Op-Ed: Lansing Short-Sighted, Long-Nosed On Education



A little more than a decade ago, Michigan lawmakers embarked on an ambitious program to prepare our high school students for the reality of additional learning after graduation. The Michigan Merit Curriculum was an ambitious, but very short-sighted idea. But who listens to teachers, then or now?

With a heavy emphasis on math and science, not to mention social studies and English, it soon became apparent to schools that in order to complete the very academically-oriented classwork, students would be limited in their opportunities to take elective classes.

Many districts responded by greatly reducing or eliminating many classes that involved skilled trades, such as wood, metal, and auto shop. If schools were being forced to prepare virtually every student for college, there just wouldn’t be room in their schedule for these types of classes. Teachers immediately saw this approach as foolhardy. Although all teachers want nothing but the best for their students, many also know that not every student, even in advantaged suburban districts, is destined for four-year colleges with advanced degrees.

Teachers know that a sizeable number of students, despite being intelligent and articulate, love to work with their hands. Other students, despite working to the limits of their abilities, just do not have the cognitive ability to perform at a college- readiness level.

And in a state where the lawmakers forced a rigorous, college-ready curriculum upon the schools and students, many of those students were left floundering, caught in a system which rewarded those headed for college, and consequences for those whose path in life was different.

Although some recent updates in the Michigan Merit Curriculum reflect the realities of high school students and their chosen career paths, there are over a decade’s worth of high school graduates who were not destined for college, but whose district failed to provide them with an alternate education more suited for future carpenters, auto service technicians, welders, plumbers, electricians, and other skilled trades.

And now, in the midst of another election cycle, it is especially aggravating to see Republican gubernatorial candidates talk about the need to provide more skilled trade classes for our high school students.
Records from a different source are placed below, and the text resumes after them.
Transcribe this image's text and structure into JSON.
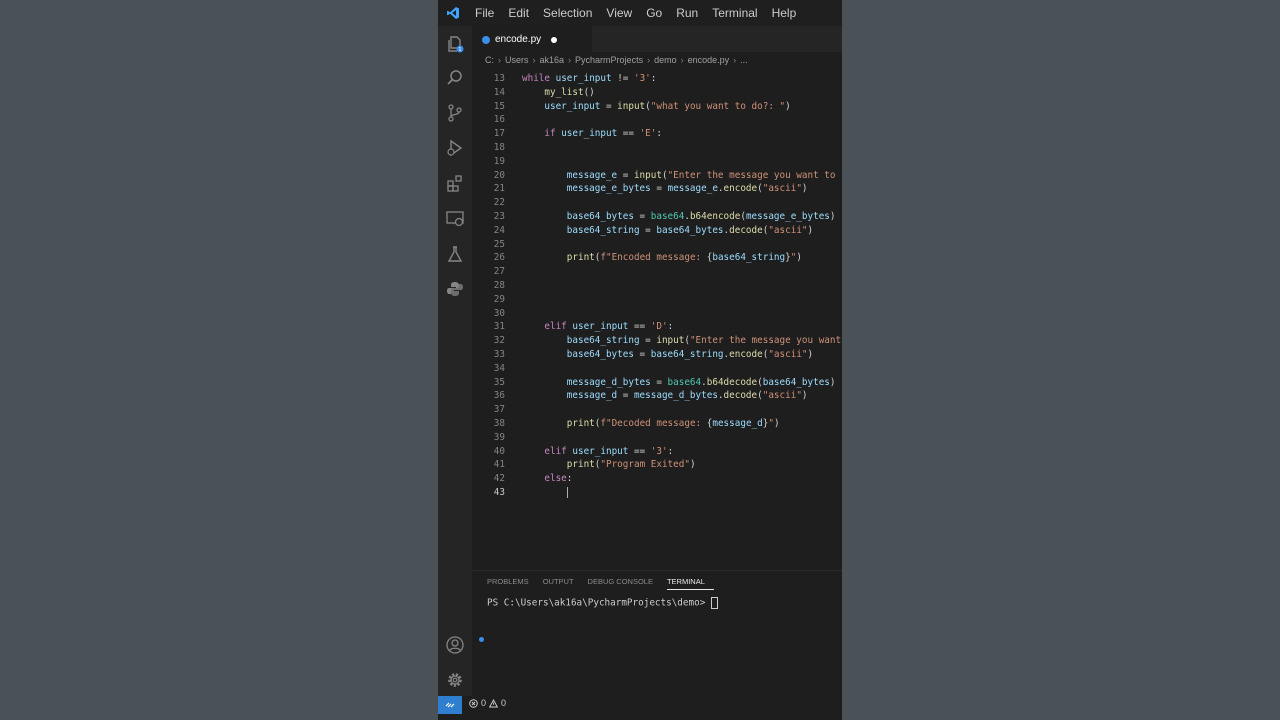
{
  "menubar": {
    "items": [
      "File",
      "Edit",
      "Selection",
      "View",
      "Go",
      "Run",
      "Terminal",
      "Help"
    ]
  },
  "activity_bar": {
    "icons": [
      "explorer-icon",
      "search-icon",
      "source-control-icon",
      "run-debug-icon",
      "extensions-icon",
      "remote-explorer-icon",
      "testing-icon",
      "python-icon"
    ],
    "bottom_icons": [
      "account-icon",
      "settings-gear-icon"
    ],
    "badge_color": "#3b8eea"
  },
  "tab": {
    "label": "encode.py"
  },
  "breadcrumb": [
    "C:",
    "Users",
    "ak16a",
    "PycharmProjects",
    "demo",
    "encode.py",
    "..."
  ],
  "editor": {
    "lines": [
      {
        "n": "13",
        "tokens": [
          [
            "kw",
            "while"
          ],
          [
            "op",
            " "
          ],
          [
            "var",
            "user_input"
          ],
          [
            "op",
            " != "
          ],
          [
            "str",
            "'3'"
          ],
          [
            "op",
            ":"
          ]
        ]
      },
      {
        "n": "14",
        "tokens": [
          [
            "op",
            "    "
          ],
          [
            "fn",
            "my_list"
          ],
          [
            "op",
            "()"
          ]
        ]
      },
      {
        "n": "15",
        "tokens": [
          [
            "op",
            "    "
          ],
          [
            "var",
            "user_input"
          ],
          [
            "op",
            " = "
          ],
          [
            "fn",
            "input"
          ],
          [
            "op",
            "("
          ],
          [
            "str",
            "\"what you want to do?: \""
          ],
          [
            "op",
            ")"
          ]
        ]
      },
      {
        "n": "16",
        "tokens": []
      },
      {
        "n": "17",
        "tokens": [
          [
            "op",
            "    "
          ],
          [
            "kw",
            "if"
          ],
          [
            "op",
            " "
          ],
          [
            "var",
            "user_input"
          ],
          [
            "op",
            " == "
          ],
          [
            "str",
            "'E'"
          ],
          [
            "op",
            ":"
          ]
        ]
      },
      {
        "n": "18",
        "tokens": []
      },
      {
        "n": "19",
        "tokens": []
      },
      {
        "n": "20",
        "tokens": [
          [
            "op",
            "        "
          ],
          [
            "var",
            "message_e"
          ],
          [
            "op",
            " = "
          ],
          [
            "fn",
            "input"
          ],
          [
            "op",
            "("
          ],
          [
            "str",
            "\"Enter the message you want to"
          ]
        ]
      },
      {
        "n": "21",
        "tokens": [
          [
            "op",
            "        "
          ],
          [
            "var",
            "message_e_bytes"
          ],
          [
            "op",
            " = "
          ],
          [
            "var",
            "message_e"
          ],
          [
            "op",
            "."
          ],
          [
            "fn",
            "encode"
          ],
          [
            "op",
            "("
          ],
          [
            "str",
            "\"ascii\""
          ],
          [
            "op",
            ")"
          ]
        ]
      },
      {
        "n": "22",
        "tokens": []
      },
      {
        "n": "23",
        "tokens": [
          [
            "op",
            "        "
          ],
          [
            "var",
            "base64_bytes"
          ],
          [
            "op",
            " = "
          ],
          [
            "cls",
            "base64"
          ],
          [
            "op",
            "."
          ],
          [
            "fn",
            "b64encode"
          ],
          [
            "op",
            "("
          ],
          [
            "var",
            "message_e_bytes"
          ],
          [
            "op",
            ")"
          ]
        ]
      },
      {
        "n": "24",
        "tokens": [
          [
            "op",
            "        "
          ],
          [
            "var",
            "base64_string"
          ],
          [
            "op",
            " = "
          ],
          [
            "var",
            "base64_bytes"
          ],
          [
            "op",
            "."
          ],
          [
            "fn",
            "decode"
          ],
          [
            "op",
            "("
          ],
          [
            "str",
            "\"ascii\""
          ],
          [
            "op",
            ")"
          ]
        ]
      },
      {
        "n": "25",
        "tokens": []
      },
      {
        "n": "26",
        "tokens": [
          [
            "op",
            "        "
          ],
          [
            "fn",
            "print"
          ],
          [
            "op",
            "("
          ],
          [
            "str",
            "f\"Encoded message: "
          ],
          [
            "op",
            "{"
          ],
          [
            "var",
            "base64_string"
          ],
          [
            "op",
            "}"
          ],
          [
            "str",
            "\""
          ],
          [
            "op",
            ")"
          ]
        ]
      },
      {
        "n": "27",
        "tokens": []
      },
      {
        "n": "28",
        "tokens": []
      },
      {
        "n": "29",
        "tokens": []
      },
      {
        "n": "30",
        "tokens": []
      },
      {
        "n": "31",
        "tokens": [
          [
            "op",
            "    "
          ],
          [
            "kw",
            "elif"
          ],
          [
            "op",
            " "
          ],
          [
            "var",
            "user_input"
          ],
          [
            "op",
            " == "
          ],
          [
            "str",
            "'D'"
          ],
          [
            "op",
            ":"
          ]
        ]
      },
      {
        "n": "32",
        "tokens": [
          [
            "op",
            "        "
          ],
          [
            "var",
            "base64_string"
          ],
          [
            "op",
            " = "
          ],
          [
            "fn",
            "input"
          ],
          [
            "op",
            "("
          ],
          [
            "str",
            "\"Enter the message you want"
          ]
        ]
      },
      {
        "n": "33",
        "tokens": [
          [
            "op",
            "        "
          ],
          [
            "var",
            "base64_bytes"
          ],
          [
            "op",
            " = "
          ],
          [
            "var",
            "base64_string"
          ],
          [
            "op",
            "."
          ],
          [
            "fn",
            "encode"
          ],
          [
            "op",
            "("
          ],
          [
            "str",
            "\"ascii\""
          ],
          [
            "op",
            ")"
          ]
        ]
      },
      {
        "n": "34",
        "tokens": []
      },
      {
        "n": "35",
        "tokens": [
          [
            "op",
            "        "
          ],
          [
            "var",
            "message_d_bytes"
          ],
          [
            "op",
            " = "
          ],
          [
            "cls",
            "base64"
          ],
          [
            "op",
            "."
          ],
          [
            "fn",
            "b64decode"
          ],
          [
            "op",
            "("
          ],
          [
            "var",
            "base64_bytes"
          ],
          [
            "op",
            ")"
          ]
        ]
      },
      {
        "n": "36",
        "tokens": [
          [
            "op",
            "        "
          ],
          [
            "var",
            "message_d"
          ],
          [
            "op",
            " = "
          ],
          [
            "var",
            "message_d_bytes"
          ],
          [
            "op",
            "."
          ],
          [
            "fn",
            "decode"
          ],
          [
            "op",
            "("
          ],
          [
            "str",
            "\"ascii\""
          ],
          [
            "op",
            ")"
          ]
        ]
      },
      {
        "n": "37",
        "tokens": []
      },
      {
        "n": "38",
        "tokens": [
          [
            "op",
            "        "
          ],
          [
            "fn",
            "print"
          ],
          [
            "op",
            "("
          ],
          [
            "str",
            "f\"Decoded message: "
          ],
          [
            "op",
            "{"
          ],
          [
            "var",
            "message_d"
          ],
          [
            "op",
            "}"
          ],
          [
            "str",
            "\""
          ],
          [
            "op",
            ")"
          ]
        ]
      },
      {
        "n": "39",
        "tokens": []
      },
      {
        "n": "40",
        "tokens": [
          [
            "op",
            "    "
          ],
          [
            "kw",
            "elif"
          ],
          [
            "op",
            " "
          ],
          [
            "var",
            "user_input"
          ],
          [
            "op",
            " == "
          ],
          [
            "str",
            "'3'"
          ],
          [
            "op",
            ":"
          ]
        ]
      },
      {
        "n": "41",
        "tokens": [
          [
            "op",
            "        "
          ],
          [
            "fn",
            "print"
          ],
          [
            "op",
            "("
          ],
          [
            "str",
            "\"Program Exited\""
          ],
          [
            "op",
            ")"
          ]
        ]
      },
      {
        "n": "42",
        "tokens": [
          [
            "op",
            "    "
          ],
          [
            "kw",
            "else"
          ],
          [
            "op",
            ":"
          ]
        ]
      },
      {
        "n": "43",
        "tokens": [
          [
            "op",
            "        "
          ]
        ],
        "cursor": true,
        "active": true
      }
    ]
  },
  "panel": {
    "tabs": [
      "PROBLEMS",
      "OUTPUT",
      "DEBUG CONSOLE",
      "TERMINAL"
    ],
    "active_tab": "TERMINAL",
    "terminal_prompt": "PS C:\\Users\\ak16a\\PycharmProjects\\demo> "
  },
  "statusbar": {
    "errors": "0",
    "warnings": "0",
    "remote_color": "#2f7fd1"
  }
}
These are the very same people whose stringent high school graduation requirements caused the mess in the first place!

And if that wasn’t enough, recent billboards around the state brag about how the Michigan Lottery has pumped $924 million into our schools in the past year, and over $20 billion since the games began decades ago.

This is a lie, and a big one at that! The Lottery does not provide additional money to our schools. It is a very clever shell game, designed to provide a backdoor conduit through which lottery ‘profits’ are put into the state’s general budget. How?

Let’s say the state decides to set aside $20 billion on schools for the year, and the lottery provides $1 billion in ‘profit.’ That sounds like $21 billion for our schools, right? Wrong.

What the state actually does is wait to see how much the lottery will provide, and then kick in the rest out of the school aid fund. In other words, in the example above, the state would only spend $19 billion, relying on the Lottery to provide the other $1 billion.

The ‘extra’ billion is then kept in the general budget to be spent on other services the state provides. Mind me, I truly don’t care that lottery ‘profits’ are used in the state budget, but, please, quit bragging about how it ‘helps’ our schools.

It never did, and was never designed to do that.